O Estado de S. Paulo

Ainda indiferent­e?

A Copa da Rússia começa hoje, mas até agora o brasileiro não se animou com o torneio

- Robson Morelli

A Copa do Mundo começa hoje com um desafio praticamen­te inédito: contagiar o torcedor brasileiro, abatido por escândalos na política, dúvidas na economia e ameaças de greves. Diante desse cenário, é inevitável a pergunta: o Mundial vai pegar no País do Futebol?

“A paixão pelo futebol não morreu. Ela vai aumentar após as partidas, mas o clima é ruim. Há uma desconfian­ça generaliza­da no País, um baixo-astral na sociedade gerado pela greve dos caminhonei­ros. O brasileiro ainda está alheio à Copa e preocupado com outras coisas. Mas, quando ela começar, vai suscitar grande motivação”, acredita o cientista político Marco Antônio Teixeira.
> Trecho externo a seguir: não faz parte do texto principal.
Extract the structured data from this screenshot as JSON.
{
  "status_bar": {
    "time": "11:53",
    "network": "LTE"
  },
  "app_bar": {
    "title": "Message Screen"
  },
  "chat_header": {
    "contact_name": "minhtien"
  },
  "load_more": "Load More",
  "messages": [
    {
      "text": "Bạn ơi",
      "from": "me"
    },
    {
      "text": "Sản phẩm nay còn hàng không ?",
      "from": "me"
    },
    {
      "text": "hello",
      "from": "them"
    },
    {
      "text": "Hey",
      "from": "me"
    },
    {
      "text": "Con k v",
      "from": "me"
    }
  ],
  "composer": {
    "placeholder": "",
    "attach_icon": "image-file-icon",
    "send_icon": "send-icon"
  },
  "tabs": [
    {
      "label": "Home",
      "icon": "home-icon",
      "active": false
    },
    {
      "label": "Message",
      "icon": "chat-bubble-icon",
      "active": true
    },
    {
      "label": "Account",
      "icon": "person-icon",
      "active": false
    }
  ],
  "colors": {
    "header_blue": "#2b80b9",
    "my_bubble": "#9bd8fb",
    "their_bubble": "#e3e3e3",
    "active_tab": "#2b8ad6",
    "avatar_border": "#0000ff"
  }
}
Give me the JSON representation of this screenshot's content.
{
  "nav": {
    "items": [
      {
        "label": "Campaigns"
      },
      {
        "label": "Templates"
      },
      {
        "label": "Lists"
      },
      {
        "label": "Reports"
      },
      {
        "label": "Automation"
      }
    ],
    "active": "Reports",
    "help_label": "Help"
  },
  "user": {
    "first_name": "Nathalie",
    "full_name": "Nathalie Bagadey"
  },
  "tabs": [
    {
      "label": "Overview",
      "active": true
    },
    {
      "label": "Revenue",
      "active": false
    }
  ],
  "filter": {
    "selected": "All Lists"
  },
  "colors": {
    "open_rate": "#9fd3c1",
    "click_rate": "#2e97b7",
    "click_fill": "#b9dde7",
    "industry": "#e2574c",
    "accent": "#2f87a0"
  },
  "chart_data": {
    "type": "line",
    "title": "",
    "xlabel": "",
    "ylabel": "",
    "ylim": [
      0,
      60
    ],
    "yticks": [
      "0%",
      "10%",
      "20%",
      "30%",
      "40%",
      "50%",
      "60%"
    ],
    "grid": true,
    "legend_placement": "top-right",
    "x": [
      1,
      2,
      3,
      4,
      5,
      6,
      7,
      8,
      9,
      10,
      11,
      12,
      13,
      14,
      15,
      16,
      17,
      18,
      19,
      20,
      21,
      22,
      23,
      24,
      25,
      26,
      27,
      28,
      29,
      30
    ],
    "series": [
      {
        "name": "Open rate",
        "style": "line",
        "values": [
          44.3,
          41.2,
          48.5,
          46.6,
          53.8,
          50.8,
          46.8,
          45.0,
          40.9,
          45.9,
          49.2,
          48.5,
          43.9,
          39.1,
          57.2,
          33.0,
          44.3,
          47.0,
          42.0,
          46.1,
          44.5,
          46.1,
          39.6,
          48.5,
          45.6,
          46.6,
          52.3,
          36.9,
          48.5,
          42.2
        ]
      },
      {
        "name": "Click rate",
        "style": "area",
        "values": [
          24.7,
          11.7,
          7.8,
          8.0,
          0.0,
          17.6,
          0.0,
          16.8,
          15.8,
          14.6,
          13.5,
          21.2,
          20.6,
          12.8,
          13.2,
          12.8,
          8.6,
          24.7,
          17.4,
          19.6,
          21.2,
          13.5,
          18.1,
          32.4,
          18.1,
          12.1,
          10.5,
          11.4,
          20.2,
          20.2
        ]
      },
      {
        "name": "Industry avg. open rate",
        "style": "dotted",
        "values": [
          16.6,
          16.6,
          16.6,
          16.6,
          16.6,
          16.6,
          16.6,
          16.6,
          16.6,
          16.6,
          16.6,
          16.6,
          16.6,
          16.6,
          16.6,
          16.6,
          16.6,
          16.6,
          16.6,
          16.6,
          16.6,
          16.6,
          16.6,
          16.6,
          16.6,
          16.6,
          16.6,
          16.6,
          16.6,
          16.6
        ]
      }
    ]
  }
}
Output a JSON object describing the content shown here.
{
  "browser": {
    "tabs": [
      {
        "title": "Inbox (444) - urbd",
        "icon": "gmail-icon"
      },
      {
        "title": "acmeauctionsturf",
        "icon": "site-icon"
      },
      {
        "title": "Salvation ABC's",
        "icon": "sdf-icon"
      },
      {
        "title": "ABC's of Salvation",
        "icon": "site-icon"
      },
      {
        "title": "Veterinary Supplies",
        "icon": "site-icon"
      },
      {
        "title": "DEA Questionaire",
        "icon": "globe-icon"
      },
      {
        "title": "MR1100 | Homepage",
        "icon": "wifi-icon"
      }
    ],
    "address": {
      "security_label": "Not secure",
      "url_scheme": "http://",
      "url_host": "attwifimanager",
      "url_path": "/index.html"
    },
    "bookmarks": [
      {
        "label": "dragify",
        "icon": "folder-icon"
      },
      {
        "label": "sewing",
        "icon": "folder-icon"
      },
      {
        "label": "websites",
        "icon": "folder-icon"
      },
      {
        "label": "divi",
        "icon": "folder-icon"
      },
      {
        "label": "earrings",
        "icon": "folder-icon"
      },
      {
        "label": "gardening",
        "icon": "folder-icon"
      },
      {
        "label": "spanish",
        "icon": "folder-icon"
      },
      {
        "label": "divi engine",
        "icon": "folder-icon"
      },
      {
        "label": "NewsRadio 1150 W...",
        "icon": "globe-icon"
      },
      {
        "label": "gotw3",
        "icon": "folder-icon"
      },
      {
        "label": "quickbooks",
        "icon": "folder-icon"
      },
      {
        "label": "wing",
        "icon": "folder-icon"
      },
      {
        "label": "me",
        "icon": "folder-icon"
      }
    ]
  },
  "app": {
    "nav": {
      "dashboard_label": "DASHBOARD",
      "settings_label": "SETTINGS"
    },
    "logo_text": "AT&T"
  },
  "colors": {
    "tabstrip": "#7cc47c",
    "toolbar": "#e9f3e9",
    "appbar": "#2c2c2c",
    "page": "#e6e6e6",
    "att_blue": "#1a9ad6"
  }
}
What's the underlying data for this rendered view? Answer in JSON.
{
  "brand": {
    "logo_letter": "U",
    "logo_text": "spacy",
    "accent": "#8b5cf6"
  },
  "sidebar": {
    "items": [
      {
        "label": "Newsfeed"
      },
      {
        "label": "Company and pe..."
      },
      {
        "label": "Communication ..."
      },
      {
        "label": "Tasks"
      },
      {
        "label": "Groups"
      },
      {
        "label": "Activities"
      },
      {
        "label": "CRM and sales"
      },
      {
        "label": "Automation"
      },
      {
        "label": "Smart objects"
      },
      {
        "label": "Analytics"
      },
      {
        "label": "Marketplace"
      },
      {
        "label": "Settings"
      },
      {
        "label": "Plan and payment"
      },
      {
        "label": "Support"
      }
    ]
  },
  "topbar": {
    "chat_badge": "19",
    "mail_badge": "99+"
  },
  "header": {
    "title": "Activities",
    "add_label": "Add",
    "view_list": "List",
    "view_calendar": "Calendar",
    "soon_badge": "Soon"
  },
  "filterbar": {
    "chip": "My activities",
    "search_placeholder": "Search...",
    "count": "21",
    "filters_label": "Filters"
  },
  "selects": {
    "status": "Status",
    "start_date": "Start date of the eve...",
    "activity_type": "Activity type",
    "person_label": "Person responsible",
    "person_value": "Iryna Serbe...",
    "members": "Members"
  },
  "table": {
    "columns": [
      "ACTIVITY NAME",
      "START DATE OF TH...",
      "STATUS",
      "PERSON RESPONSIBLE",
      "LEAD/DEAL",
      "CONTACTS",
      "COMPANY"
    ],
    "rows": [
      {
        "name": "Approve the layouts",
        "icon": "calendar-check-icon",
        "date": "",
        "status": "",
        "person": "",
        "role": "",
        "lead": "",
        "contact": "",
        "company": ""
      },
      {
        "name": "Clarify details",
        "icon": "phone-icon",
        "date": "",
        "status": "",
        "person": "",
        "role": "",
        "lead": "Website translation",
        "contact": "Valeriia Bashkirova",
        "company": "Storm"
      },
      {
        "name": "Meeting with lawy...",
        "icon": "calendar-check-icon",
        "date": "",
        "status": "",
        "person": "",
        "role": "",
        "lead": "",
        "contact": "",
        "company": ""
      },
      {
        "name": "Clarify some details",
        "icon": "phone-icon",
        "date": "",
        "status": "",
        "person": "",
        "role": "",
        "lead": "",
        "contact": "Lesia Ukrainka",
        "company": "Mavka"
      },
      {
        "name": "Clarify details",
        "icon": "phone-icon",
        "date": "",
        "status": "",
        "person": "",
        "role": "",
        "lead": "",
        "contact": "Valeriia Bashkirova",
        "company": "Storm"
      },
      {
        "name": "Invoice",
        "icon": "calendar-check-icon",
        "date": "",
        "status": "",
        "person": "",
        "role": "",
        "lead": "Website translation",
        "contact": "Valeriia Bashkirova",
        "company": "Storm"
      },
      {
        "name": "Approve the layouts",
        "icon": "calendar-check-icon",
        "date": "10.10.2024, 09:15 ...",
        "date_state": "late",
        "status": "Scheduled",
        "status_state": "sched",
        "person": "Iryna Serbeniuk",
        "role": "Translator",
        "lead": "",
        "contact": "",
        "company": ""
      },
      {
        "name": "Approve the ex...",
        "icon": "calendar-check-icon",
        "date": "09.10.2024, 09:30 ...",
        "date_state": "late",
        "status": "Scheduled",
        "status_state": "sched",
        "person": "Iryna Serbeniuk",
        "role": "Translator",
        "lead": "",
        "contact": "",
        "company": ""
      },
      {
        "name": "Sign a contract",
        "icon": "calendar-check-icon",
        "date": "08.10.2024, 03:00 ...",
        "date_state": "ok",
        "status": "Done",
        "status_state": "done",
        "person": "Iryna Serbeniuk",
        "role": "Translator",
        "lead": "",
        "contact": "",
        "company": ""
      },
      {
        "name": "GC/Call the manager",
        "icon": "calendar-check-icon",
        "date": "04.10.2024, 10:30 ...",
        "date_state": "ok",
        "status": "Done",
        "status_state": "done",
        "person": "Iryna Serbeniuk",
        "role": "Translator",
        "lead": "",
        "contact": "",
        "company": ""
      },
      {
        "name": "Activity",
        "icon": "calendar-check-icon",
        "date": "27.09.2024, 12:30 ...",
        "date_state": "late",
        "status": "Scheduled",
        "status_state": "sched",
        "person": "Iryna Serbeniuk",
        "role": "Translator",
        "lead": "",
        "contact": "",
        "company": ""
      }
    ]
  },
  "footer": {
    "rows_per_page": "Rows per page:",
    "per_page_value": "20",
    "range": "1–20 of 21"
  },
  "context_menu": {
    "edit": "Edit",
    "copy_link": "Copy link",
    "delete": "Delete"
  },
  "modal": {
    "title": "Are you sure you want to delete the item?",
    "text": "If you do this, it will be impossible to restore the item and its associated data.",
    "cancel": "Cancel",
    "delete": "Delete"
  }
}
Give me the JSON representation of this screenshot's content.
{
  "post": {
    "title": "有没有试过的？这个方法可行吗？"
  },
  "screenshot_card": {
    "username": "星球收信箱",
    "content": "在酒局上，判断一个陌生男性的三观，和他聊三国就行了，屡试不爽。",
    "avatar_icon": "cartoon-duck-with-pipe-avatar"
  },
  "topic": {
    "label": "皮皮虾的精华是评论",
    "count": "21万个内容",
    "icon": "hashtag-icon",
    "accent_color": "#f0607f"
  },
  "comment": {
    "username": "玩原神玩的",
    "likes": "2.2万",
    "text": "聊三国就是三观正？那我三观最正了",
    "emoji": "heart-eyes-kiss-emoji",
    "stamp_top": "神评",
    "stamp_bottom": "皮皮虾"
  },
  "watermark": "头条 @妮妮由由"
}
É inegável que o clima eufórico das Copas anteriores não existe nesse momento no Brasil, que até duas semanas atrás vivia uma paralisaçã­o nas estradas que poderia muito bem explicar o sentimento que separa um Mundial (2014) do outro (2018). A paralisaçã­o dos caminhonei­ros, a disparada do dólar, a falta de emprego, a violência nas principais cidades, a inadimplên­cia e a completa indefiniçã­o no cenário da corrida presidenci­al ajudam a gerar esse clima de distância da competição. Uma pesquisa recente do Ibope mostrou que apenas 24% dos brasileiro­s afirmavam ter muito interesse no torneio.

Com a greve, o varejo deixou de vender cerca de R$ 245 milhões em televisore­s, um produto diretament­e ligado à Copa. Antes dela, o ritmo das vendas estava parecido ao do mesmo período de 2014. A queda foi de 24%. Quem queria comprar, segurou o desejo (veja reportagem na pág. 10 do Caderno de Economia & Negócios). A expectativ­a dos varejistas é que a retomada aconteça com as vitórias do Brasil na primeira fase da Copa.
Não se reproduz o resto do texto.